Does the Tiered Model Apply to Commercial Buildings?

No, for non-residential buildings, a flat-rate solution applies for the time being. Here, the carbon dioxide costs are shared equally. Landlords and tenants can, if both parties consent, agree on a compensation, for example via the rental costs.

However, according to the law, the 50:50 cost sharing is only a temporary solution. There will also be a comparable tiered model in non-residential buildings. In order to implement this tiered model, however, a meaningful data basis is currently still lacking. Corresponding data on the size, type of use and consumption of non-residential buildings will be collected by 2024 in order to finalize the model in 2025.

There are also exceptions in the regulation for non-residential buildings: For buildings in which only part of the area is used for commercial purposes, the 10-step model for residential buildings applies.

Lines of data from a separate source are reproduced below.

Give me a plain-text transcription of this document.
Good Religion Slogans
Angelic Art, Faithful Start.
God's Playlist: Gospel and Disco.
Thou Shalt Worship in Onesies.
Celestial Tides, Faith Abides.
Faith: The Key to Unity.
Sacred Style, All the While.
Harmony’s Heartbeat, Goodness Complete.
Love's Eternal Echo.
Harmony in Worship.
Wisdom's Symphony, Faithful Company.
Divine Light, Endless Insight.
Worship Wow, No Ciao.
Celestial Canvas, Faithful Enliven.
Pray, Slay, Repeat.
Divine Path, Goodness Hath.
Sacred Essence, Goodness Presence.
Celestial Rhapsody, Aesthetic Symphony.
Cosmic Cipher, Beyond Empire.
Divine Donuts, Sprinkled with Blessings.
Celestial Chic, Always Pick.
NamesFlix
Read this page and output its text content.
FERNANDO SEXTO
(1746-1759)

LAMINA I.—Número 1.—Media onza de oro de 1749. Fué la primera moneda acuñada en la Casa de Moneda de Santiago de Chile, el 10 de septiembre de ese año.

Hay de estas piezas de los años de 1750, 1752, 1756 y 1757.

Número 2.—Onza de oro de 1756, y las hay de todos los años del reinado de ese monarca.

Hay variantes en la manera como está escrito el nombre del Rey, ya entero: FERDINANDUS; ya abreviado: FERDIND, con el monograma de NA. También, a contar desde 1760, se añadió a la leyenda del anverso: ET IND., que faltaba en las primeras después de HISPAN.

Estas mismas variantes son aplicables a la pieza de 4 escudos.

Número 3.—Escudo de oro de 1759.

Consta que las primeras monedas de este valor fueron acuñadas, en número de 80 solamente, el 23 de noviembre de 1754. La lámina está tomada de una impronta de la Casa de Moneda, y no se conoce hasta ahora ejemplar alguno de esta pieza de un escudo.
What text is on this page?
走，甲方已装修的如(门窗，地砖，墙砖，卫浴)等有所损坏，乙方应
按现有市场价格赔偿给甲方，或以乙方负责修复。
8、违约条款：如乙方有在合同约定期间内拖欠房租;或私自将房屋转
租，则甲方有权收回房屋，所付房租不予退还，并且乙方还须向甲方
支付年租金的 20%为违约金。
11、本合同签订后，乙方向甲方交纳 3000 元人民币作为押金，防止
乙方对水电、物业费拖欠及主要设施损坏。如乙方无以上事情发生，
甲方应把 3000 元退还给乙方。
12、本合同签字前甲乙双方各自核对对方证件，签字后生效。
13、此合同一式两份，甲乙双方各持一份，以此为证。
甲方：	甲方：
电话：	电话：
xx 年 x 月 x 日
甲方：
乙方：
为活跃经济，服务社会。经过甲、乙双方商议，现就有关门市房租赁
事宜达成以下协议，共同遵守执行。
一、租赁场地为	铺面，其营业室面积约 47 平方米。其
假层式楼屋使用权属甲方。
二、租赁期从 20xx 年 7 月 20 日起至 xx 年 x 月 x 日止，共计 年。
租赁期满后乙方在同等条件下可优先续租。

Buildings Simply Made Better

No matter what the phased model for commercial buildings in 2025 turns out to be, there is potential to save up to 40 percent CO2 emissions in many existing buildings. This potential can be uncovered by analyzing the building's operation. The aedifion cloud platform helps with the analysis. Through the intelligent building analysis, building managers and owners receive a whole range of recommendations for action on how their buildings can be efficiently automated thanks to artificial intelligence.